= Robert Burscough =

English divine

Robert Burscough (1651 –July 1709) was an English divine.

The son of Thomas Burscough, he was born at Cartmel, Lancashire, in 1651. He entered Queen's College, Oxford, as servitor in 1668, and took his B.A. in 1672 and M.A. in 1682. In 1681 he was presented by Charles II of England to the vicarage of St Mary's Church, Totnes, Devonshire, in succession to John Prince, author of the Worthies of Devon. He was prebendary of Exeter Cathedral in 1701, and archdeacon of Barnstaple in 1703. He was buried at Bath on 29 July 1709. He is characterised by Anthony à Wood as "a learned man, zealous for the church of England, and very exemplary in his life and conversation."

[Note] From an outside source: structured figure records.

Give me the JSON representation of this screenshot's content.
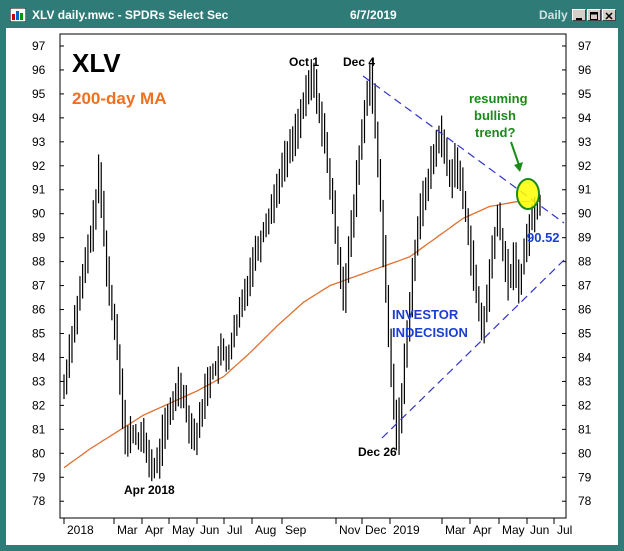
{
  "window": {
    "title": "XLV daily.mwc - SPDRs Select Sec",
    "date": "6/7/2019",
    "period": "Daily",
    "buttons": [
      "minimize-button",
      "maximize-button",
      "close-button"
    ],
    "frame_color": "#2e7b78"
  },
  "chart_data": {
    "type": "line",
    "title": "XLV",
    "subtitle": "200-day MA",
    "subtitle_color": "#f07020",
    "y_ticks": [
      78,
      79,
      80,
      81,
      82,
      83,
      84,
      85,
      86,
      87,
      88,
      89,
      90,
      91,
      92,
      93,
      94,
      95,
      96,
      97
    ],
    "ylim": [
      77.3,
      97.5
    ],
    "x_tick_labels": [
      "2018",
      "Mar",
      "Apr",
      "May",
      "Jun",
      "Jul",
      "Aug",
      "Sep",
      "Nov",
      "Dec",
      "2019",
      "Mar",
      "Apr",
      "May",
      "Jun",
      "Jul"
    ],
    "price_color": "#000000",
    "ma_color": "#e07030",
    "trendline_color": "#3333cc",
    "price_keypoints": [
      [
        0,
        82.8
      ],
      [
        2,
        84.5
      ],
      [
        5,
        86.2
      ],
      [
        8,
        88.0
      ],
      [
        11,
        89.8
      ],
      [
        13,
        91.7
      ],
      [
        15,
        89.0
      ],
      [
        17,
        86.5
      ],
      [
        19,
        85.4
      ],
      [
        21,
        83.2
      ],
      [
        23,
        80.3
      ],
      [
        25,
        80.9
      ],
      [
        27,
        80.6
      ],
      [
        29,
        80.7
      ],
      [
        31,
        80.1
      ],
      [
        33,
        79.3
      ],
      [
        35,
        79.6
      ],
      [
        37,
        80.9
      ],
      [
        39,
        81.4
      ],
      [
        41,
        82.2
      ],
      [
        43,
        83.0
      ],
      [
        45,
        82.3
      ],
      [
        47,
        81.2
      ],
      [
        49,
        80.6
      ],
      [
        51,
        81.4
      ],
      [
        53,
        82.7
      ],
      [
        55,
        83.3
      ],
      [
        57,
        83.6
      ],
      [
        59,
        84.3
      ],
      [
        61,
        83.9
      ],
      [
        63,
        84.7
      ],
      [
        65,
        85.5
      ],
      [
        67,
        86.4
      ],
      [
        69,
        87.2
      ],
      [
        71,
        88.2
      ],
      [
        73,
        88.7
      ],
      [
        75,
        89.4
      ],
      [
        77,
        90.0
      ],
      [
        79,
        90.7
      ],
      [
        81,
        91.6
      ],
      [
        83,
        92.3
      ],
      [
        85,
        92.8
      ],
      [
        87,
        93.5
      ],
      [
        89,
        94.2
      ],
      [
        91,
        95.0
      ],
      [
        93,
        95.8
      ],
      [
        95,
        94.8
      ],
      [
        97,
        93.6
      ],
      [
        99,
        92.0
      ],
      [
        101,
        90.2
      ],
      [
        103,
        88.3
      ],
      [
        105,
        86.6
      ],
      [
        107,
        88.5
      ],
      [
        109,
        90.4
      ],
      [
        111,
        92.6
      ],
      [
        113,
        94.3
      ],
      [
        115,
        96.0
      ],
      [
        117,
        93.4
      ],
      [
        119,
        90.3
      ],
      [
        121,
        86.5
      ],
      [
        123,
        83.1
      ],
      [
        125,
        80.7
      ],
      [
        127,
        82.5
      ],
      [
        129,
        85.3
      ],
      [
        131,
        87.6
      ],
      [
        133,
        89.5
      ],
      [
        135,
        90.7
      ],
      [
        137,
        91.6
      ],
      [
        139,
        92.5
      ],
      [
        141,
        93.4
      ],
      [
        143,
        92.6
      ],
      [
        145,
        91.4
      ],
      [
        147,
        92.3
      ],
      [
        149,
        91.2
      ],
      [
        151,
        90.0
      ],
      [
        153,
        88.2
      ],
      [
        155,
        86.5
      ],
      [
        157,
        85.1
      ],
      [
        159,
        86.5
      ],
      [
        161,
        88.6
      ],
      [
        163,
        89.9
      ],
      [
        165,
        88.4
      ],
      [
        167,
        87.1
      ],
      [
        169,
        88.1
      ],
      [
        171,
        87.0
      ],
      [
        173,
        88.4
      ],
      [
        175,
        89.6
      ],
      [
        177,
        90.1
      ],
      [
        179,
        90.52
      ]
    ],
    "ma_keypoints": [
      [
        0,
        79.4
      ],
      [
        10,
        80.2
      ],
      [
        20,
        80.9
      ],
      [
        30,
        81.6
      ],
      [
        40,
        82.1
      ],
      [
        50,
        82.6
      ],
      [
        60,
        83.2
      ],
      [
        70,
        84.2
      ],
      [
        80,
        85.3
      ],
      [
        90,
        86.3
      ],
      [
        100,
        87.0
      ],
      [
        110,
        87.4
      ],
      [
        120,
        87.8
      ],
      [
        130,
        88.2
      ],
      [
        140,
        89.0
      ],
      [
        150,
        89.8
      ],
      [
        160,
        90.3
      ],
      [
        170,
        90.5
      ],
      [
        179,
        90.52
      ]
    ],
    "annotations": {
      "peak1_label": "Oct 1",
      "peak2_label": "Dec 4",
      "low_label": "Dec 26",
      "april_label": "Apr 2018",
      "indecision_label_1": "INVESTOR",
      "indecision_label_2": "INDECISION",
      "question_line_1": "resuming",
      "question_line_2": "bullish",
      "question_line_3": "trend?",
      "last_value": "90.52",
      "question_color": "#1a8a1a",
      "highlight_color": "#ffff00"
    }
  }
}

Notable works include A Treatise of Church Government, occasion'd by some letters lately printed concerning the same subject (1692), A Discourse of Schism; addressed to those Dissenters who conformed before the Toleration and have since withdrawn themselves from the communion of the Church of England (1699), A Vindication of the “Discourse of Schism, Exeter, (1701), A Discourse of the Unity of the Church, of the Separation of the Dissenters from the Church of England, of their Setting up Churches, Exeter, (1704) and A Vindication of the Twenty-third Article of Religion (1702).

It has been said that William Burscough, Bishop of Limerick, Ardfert and Aghadoe from 1725 until 1755, was his son, but such a connection between the two men is not supported by evidence.